This one-off script is used to scan through a directory's .pdf files and search for bad OCR in these files.
All files and a few metrics are then listed in a log file.
Python 3.8 and over is required to run this script. It has not been tested with older distributions.
Once Python is installed, simply download the master.zip
archive and extract its contents
in a working directory.
Open a Terminal of PowerShell window in the pdf_ocr_inspector/
directory and run the
following command to install the script's dependencies:
$ pip install -r requirements.txt
To make sure everything is installed properly, run the following command. You should see this output:
$ python inspector.py -V
> PDF OCR Inspector version 0.3
To run this script, you must write the following command from the Terminal or PowerShell
window inside the pdf_ocr_inspector/
directory:
$ python inspector.py path_to_directory [-v]
path_to_directory
must be a valid path enclosed in quotes;-v
is an optional parameter to increase verbosity in the Terminal output.

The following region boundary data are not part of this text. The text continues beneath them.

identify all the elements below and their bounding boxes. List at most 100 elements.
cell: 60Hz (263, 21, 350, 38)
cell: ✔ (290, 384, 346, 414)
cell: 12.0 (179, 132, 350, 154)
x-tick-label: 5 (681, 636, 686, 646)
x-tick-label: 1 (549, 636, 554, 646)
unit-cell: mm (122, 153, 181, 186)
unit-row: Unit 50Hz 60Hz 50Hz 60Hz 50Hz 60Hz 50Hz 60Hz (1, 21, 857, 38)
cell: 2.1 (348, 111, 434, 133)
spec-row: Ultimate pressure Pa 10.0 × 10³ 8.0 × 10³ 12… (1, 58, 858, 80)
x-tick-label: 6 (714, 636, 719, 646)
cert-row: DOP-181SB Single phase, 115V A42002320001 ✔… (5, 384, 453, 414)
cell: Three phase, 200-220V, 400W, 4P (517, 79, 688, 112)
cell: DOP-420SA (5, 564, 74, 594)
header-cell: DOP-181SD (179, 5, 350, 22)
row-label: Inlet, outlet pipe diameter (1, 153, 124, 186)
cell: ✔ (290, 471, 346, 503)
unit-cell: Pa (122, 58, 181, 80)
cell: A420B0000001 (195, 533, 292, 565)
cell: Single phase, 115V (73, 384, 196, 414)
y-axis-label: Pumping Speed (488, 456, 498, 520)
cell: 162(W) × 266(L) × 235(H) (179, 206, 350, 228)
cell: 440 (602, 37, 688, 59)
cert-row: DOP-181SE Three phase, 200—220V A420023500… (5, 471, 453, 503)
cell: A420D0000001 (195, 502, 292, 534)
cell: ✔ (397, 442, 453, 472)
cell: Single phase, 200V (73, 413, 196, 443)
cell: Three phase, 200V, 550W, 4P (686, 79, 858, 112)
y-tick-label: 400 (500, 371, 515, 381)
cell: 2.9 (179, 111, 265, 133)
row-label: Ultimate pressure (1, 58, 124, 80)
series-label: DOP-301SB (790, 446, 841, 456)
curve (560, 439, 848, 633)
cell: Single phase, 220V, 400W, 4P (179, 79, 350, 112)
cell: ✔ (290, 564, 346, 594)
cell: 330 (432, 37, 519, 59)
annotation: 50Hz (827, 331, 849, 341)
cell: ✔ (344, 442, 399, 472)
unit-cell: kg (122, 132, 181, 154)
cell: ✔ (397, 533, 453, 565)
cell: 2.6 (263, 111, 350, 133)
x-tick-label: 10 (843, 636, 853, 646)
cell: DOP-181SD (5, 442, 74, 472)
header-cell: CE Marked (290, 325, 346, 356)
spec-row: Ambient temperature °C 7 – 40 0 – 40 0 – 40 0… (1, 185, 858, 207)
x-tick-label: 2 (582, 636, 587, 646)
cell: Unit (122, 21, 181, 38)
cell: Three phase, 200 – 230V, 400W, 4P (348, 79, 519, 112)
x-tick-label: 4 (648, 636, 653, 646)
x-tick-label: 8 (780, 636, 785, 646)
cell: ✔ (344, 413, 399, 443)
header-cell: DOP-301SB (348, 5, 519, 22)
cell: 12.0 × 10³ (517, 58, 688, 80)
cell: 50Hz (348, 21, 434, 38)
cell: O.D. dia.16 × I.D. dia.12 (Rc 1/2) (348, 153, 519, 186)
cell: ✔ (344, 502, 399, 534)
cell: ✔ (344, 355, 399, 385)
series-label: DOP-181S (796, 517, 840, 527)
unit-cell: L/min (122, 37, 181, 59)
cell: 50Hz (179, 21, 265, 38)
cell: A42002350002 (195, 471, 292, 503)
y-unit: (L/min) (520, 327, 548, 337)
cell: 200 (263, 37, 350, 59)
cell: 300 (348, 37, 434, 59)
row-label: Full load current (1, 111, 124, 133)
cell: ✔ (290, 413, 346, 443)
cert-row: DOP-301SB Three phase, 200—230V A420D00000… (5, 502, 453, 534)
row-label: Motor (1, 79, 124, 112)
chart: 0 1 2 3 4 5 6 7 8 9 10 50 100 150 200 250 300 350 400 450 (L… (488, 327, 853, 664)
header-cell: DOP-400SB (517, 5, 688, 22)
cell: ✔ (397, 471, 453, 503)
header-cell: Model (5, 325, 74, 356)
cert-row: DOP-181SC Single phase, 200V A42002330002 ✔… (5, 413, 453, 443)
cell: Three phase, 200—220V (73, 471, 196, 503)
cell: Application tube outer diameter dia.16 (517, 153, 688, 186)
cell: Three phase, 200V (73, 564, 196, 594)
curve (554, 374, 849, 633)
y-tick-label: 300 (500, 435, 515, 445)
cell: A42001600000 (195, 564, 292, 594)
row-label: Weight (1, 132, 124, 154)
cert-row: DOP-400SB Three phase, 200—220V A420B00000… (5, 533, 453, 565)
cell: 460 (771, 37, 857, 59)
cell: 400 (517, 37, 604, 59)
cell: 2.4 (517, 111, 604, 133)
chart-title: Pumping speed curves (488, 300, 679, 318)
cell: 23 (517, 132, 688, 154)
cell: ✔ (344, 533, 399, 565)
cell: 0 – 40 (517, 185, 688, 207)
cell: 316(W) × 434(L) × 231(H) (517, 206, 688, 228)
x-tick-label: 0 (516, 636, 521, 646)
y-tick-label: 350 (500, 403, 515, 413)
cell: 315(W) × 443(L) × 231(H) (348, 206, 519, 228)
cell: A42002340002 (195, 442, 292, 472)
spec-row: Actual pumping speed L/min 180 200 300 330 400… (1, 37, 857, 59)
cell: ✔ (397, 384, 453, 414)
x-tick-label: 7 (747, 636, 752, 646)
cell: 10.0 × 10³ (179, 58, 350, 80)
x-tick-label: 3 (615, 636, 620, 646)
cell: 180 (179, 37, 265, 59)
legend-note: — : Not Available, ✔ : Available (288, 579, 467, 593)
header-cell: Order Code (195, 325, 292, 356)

The script will go through each .pdf file, extracting text and will look for a particular pattern in the text. That pattern is considered as characters being "badly encoded". Metrics will be built with the files' OCR text:
- the total of characters;
- the total of bad characters;
- the percentage of bad characters.
At the end of the script, an Excel file is created containing all these metrics. A log file is also created to list all files for which scanning has failed.
- Add concurrency to speed up the scanning process;
- Create a logger to list all errors encountered in files.